The core of this matinee belonged to Fleming, who debuted at the Met twenty-five years ago. Hers is a gauzy, metallic sound that shines brightly in the roles of Strauss’s operatic heroines. It is fitting then that next season, when she bids farewell to the stage, Fleming will deliver her final portrayals of the Marschallin in Der Rosenkavalier in New York and London.
On this Sunday afternoon, Fleming included the Four Last Songs. Her intimate connection to these settings was immediately evident: she sang with delicate polish and nuance.
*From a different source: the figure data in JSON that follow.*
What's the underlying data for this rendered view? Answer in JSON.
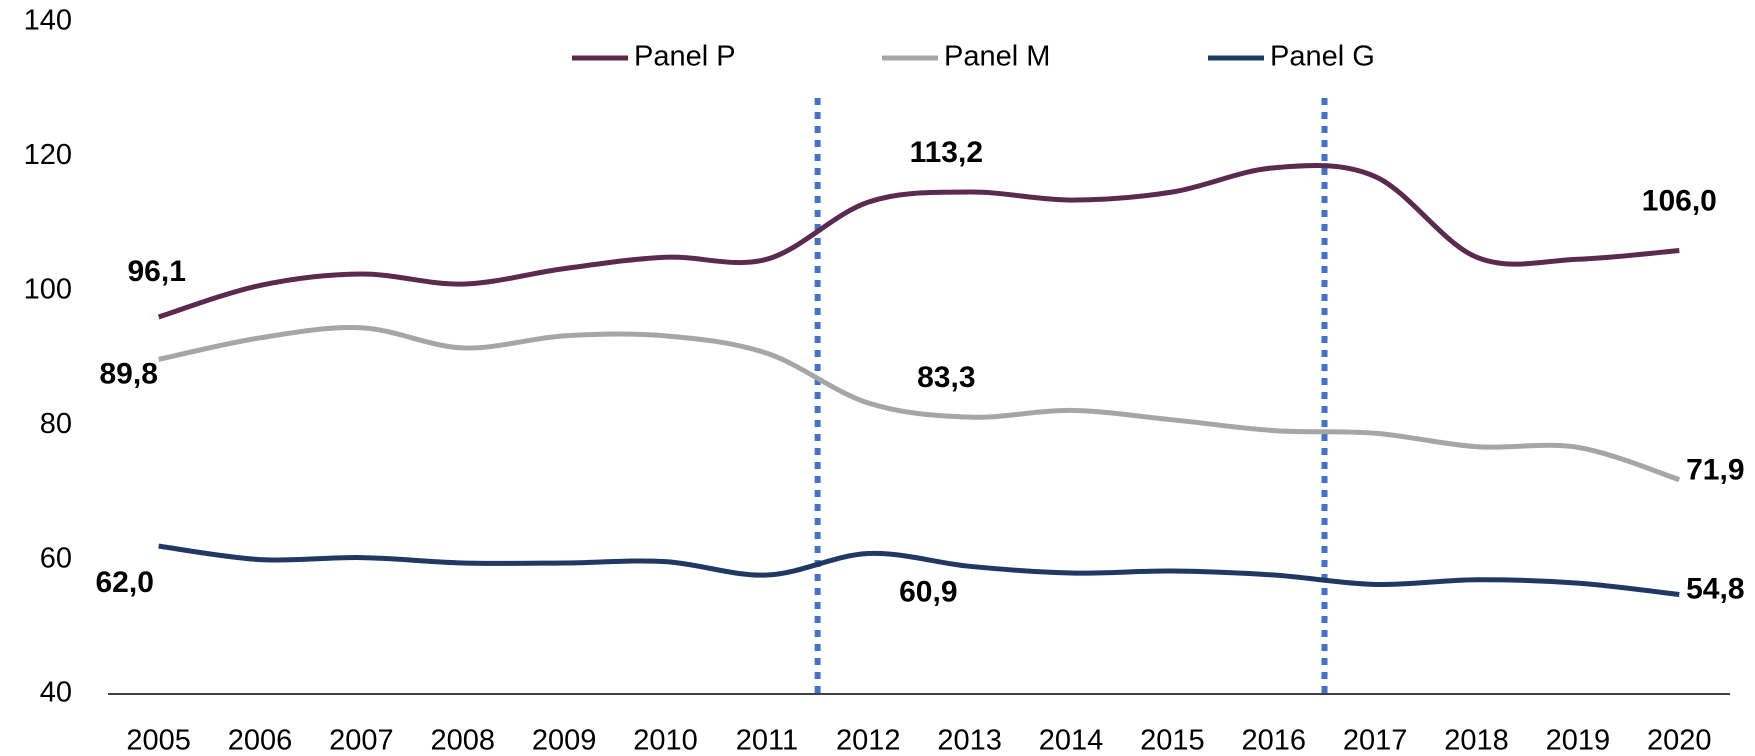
{
  "chart_data": {
    "type": "line",
    "categories": [
      "2005",
      "2006",
      "2007",
      "2008",
      "2009",
      "2010",
      "2011",
      "2012",
      "2013",
      "2014",
      "2015",
      "2016",
      "2017",
      "2018",
      "2019",
      "2020"
    ],
    "series": [
      {
        "name": "Panel P",
        "color": "#5c2a4f",
        "values": [
          96.1,
          100.8,
          102.5,
          101,
          103.3,
          105,
          104.7,
          113.2,
          114.7,
          113.5,
          114.7,
          118.3,
          117,
          105,
          104.7,
          106.0
        ],
        "value_labels": [
          "96,1",
          null,
          null,
          null,
          null,
          null,
          null,
          "113,2",
          null,
          null,
          null,
          null,
          null,
          null,
          null,
          "106,0"
        ]
      },
      {
        "name": "Panel M",
        "color": "#a6a6a6",
        "values": [
          89.8,
          93,
          94.5,
          91.5,
          93.3,
          93.3,
          90.7,
          83.3,
          81.2,
          82.2,
          80.8,
          79.2,
          78.8,
          76.8,
          76.7,
          71.9
        ],
        "value_labels": [
          "89,8",
          null,
          null,
          null,
          null,
          null,
          null,
          "83,3",
          null,
          null,
          null,
          null,
          null,
          null,
          null,
          "71,9"
        ]
      },
      {
        "name": "Panel G",
        "color": "#203864",
        "values": [
          62.0,
          60,
          60.3,
          59.5,
          59.5,
          59.7,
          57.7,
          60.9,
          59,
          58,
          58.3,
          57.7,
          56.3,
          57,
          56.5,
          54.8
        ],
        "value_labels": [
          "62,0",
          null,
          null,
          null,
          null,
          null,
          null,
          "60,9",
          null,
          null,
          null,
          null,
          null,
          null,
          null,
          "54,8"
        ]
      }
    ],
    "ylim": [
      40,
      140
    ],
    "yticks": [
      40,
      60,
      80,
      100,
      120,
      140
    ],
    "grid": false,
    "legend": "top"
  }
}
Time has taken its toll on her once-lustrous instrument, and top notes have begun to thin noticeably, but the lower end of her range has grown darker, adding especially affecting shading in the weightiest passages.
After intermission, Fleming offered five further Lieder from across Strauss’s output, ranging from the lullaby ‘Meinem Kinde’ to ‘Die heiligen drei Könige aus Morgenland’, a narration of the journey of the Three Magi to the home of the infant Christ. This was an eclectic mix that, while enjoyable, did not make for the most cohesive combination. As an encore Fleming closed with a rousing ‘Cäcilie’, which overflowed with winning charisma.
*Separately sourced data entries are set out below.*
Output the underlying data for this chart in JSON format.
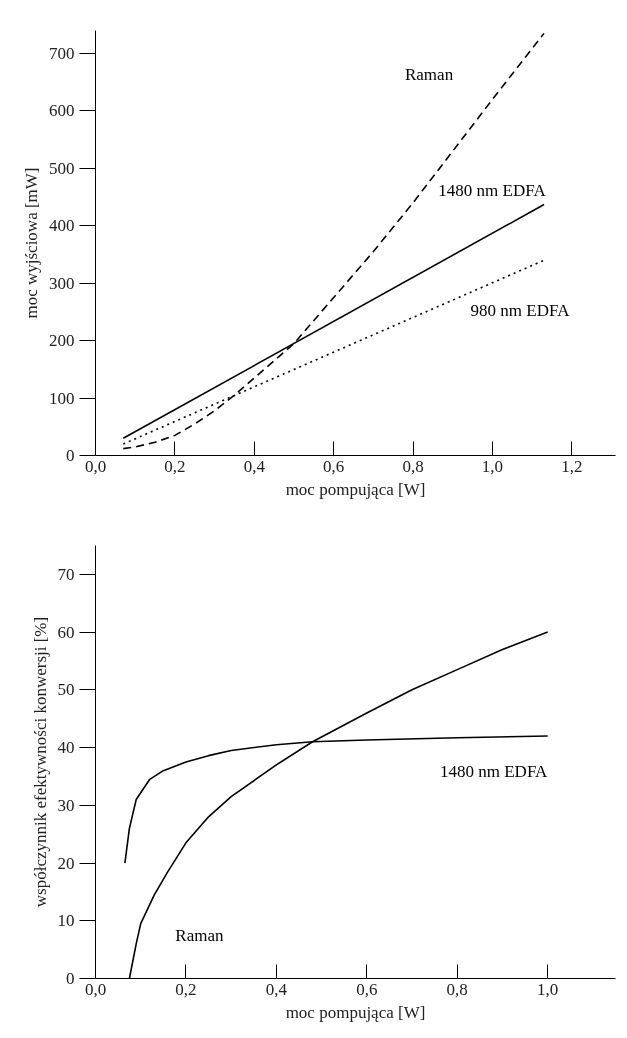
{
  "chart_data": [
    {
      "type": "line",
      "xlabel": "moc pompująca [W]",
      "ylabel": "moc wyjściowa [mW]",
      "xlim": [
        0,
        1.31
      ],
      "ylim": [
        0,
        740
      ],
      "xticks": [
        {
          "value": 0,
          "label": "0,0"
        },
        {
          "value": 0.2,
          "label": "0,2"
        },
        {
          "value": 0.4,
          "label": "0,4"
        },
        {
          "value": 0.6,
          "label": "0,6"
        },
        {
          "value": 0.8,
          "label": "0,8"
        },
        {
          "value": 1.0,
          "label": "1,0"
        },
        {
          "value": 1.2,
          "label": "1,2"
        }
      ],
      "yticks": [
        0,
        100,
        200,
        300,
        400,
        500,
        600,
        700
      ],
      "grid": false,
      "series": [
        {
          "name": "Raman",
          "color": "#000000",
          "line_style": "dashed",
          "x": [
            0.07,
            0.1,
            0.15,
            0.2,
            0.25,
            0.3,
            0.35,
            0.4,
            0.5,
            0.6,
            0.7,
            0.8,
            0.9,
            1.0,
            1.13
          ],
          "values": [
            12,
            15,
            23,
            35,
            55,
            78,
            105,
            135,
            195,
            275,
            355,
            440,
            530,
            620,
            735
          ]
        },
        {
          "name": "1480 nm EDFA",
          "color": "#000000",
          "line_style": "solid",
          "x": [
            0.07,
            1.13
          ],
          "values": [
            30,
            437
          ]
        },
        {
          "name": "980 nm EDFA",
          "color": "#000000",
          "line_style": "dotted",
          "x": [
            0.07,
            1.13
          ],
          "values": [
            20,
            340
          ]
        }
      ]
    },
    {
      "type": "line",
      "xlabel": "moc pompująca [W]",
      "ylabel": "współczynnik efektywności konwersji [%]",
      "xlim": [
        0,
        1.15
      ],
      "ylim": [
        0,
        75
      ],
      "xticks": [
        {
          "value": 0,
          "label": "0,0"
        },
        {
          "value": 0.2,
          "label": "0,2"
        },
        {
          "value": 0.4,
          "label": "0,4"
        },
        {
          "value": 0.6,
          "label": "0,6"
        },
        {
          "value": 0.8,
          "label": "0,8"
        },
        {
          "value": 1.0,
          "label": "1,0"
        }
      ],
      "yticks": [
        0,
        10,
        20,
        30,
        40,
        50,
        60,
        70
      ],
      "grid": false,
      "series": [
        {
          "name": "1480 nm EDFA",
          "color": "#000000",
          "line_style": "solid",
          "x": [
            0.065,
            0.075,
            0.09,
            0.12,
            0.15,
            0.2,
            0.25,
            0.3,
            0.4,
            0.48,
            0.6,
            0.8,
            1.0
          ],
          "values": [
            20,
            26,
            31,
            34.5,
            36,
            37.5,
            38.6,
            39.5,
            40.5,
            41,
            41.3,
            41.7,
            42
          ]
        },
        {
          "name": "Raman",
          "color": "#000000",
          "line_style": "solid",
          "x": [
            0.075,
            0.09,
            0.1,
            0.13,
            0.16,
            0.2,
            0.25,
            0.3,
            0.4,
            0.48,
            0.6,
            0.7,
            0.8,
            0.9,
            1.0
          ],
          "values": [
            0,
            6,
            9.5,
            14.5,
            18.5,
            23.5,
            28,
            31.5,
            37,
            41,
            46,
            50,
            53.5,
            57,
            60
          ]
        }
      ]
    }
  ]
}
The concert had opened with Robertson’s exuberant reading of Don Juan, and it closed with Also sprach Zarathustra, inspired by Nietzsche. Zarathustra’s introduction was made generally famous by Stanley Kubrick’s film 2001: A Space Odyssey, but thanks to the MET Orchestra’s dynamic execution, the bold preface was freed from cliché. Robertson and the ensemble masterfully realized Strauss’s colorful orchestration and transitioned deftly between the sections. David Chan brought lyrical sweetness and technical finesse to the violin lines. Thanks to its performances of Strauss’s operas, the MET Orchestra has great familiarity with his styles – sweeping melody, lush orchestration, and avant-garde harmony. This familiarity was channeled into superb playing of challenging repertoire: when the MET Orchestra exchanges the pit for the concert hall stage, it is confirmed as among the premier music-making institutions.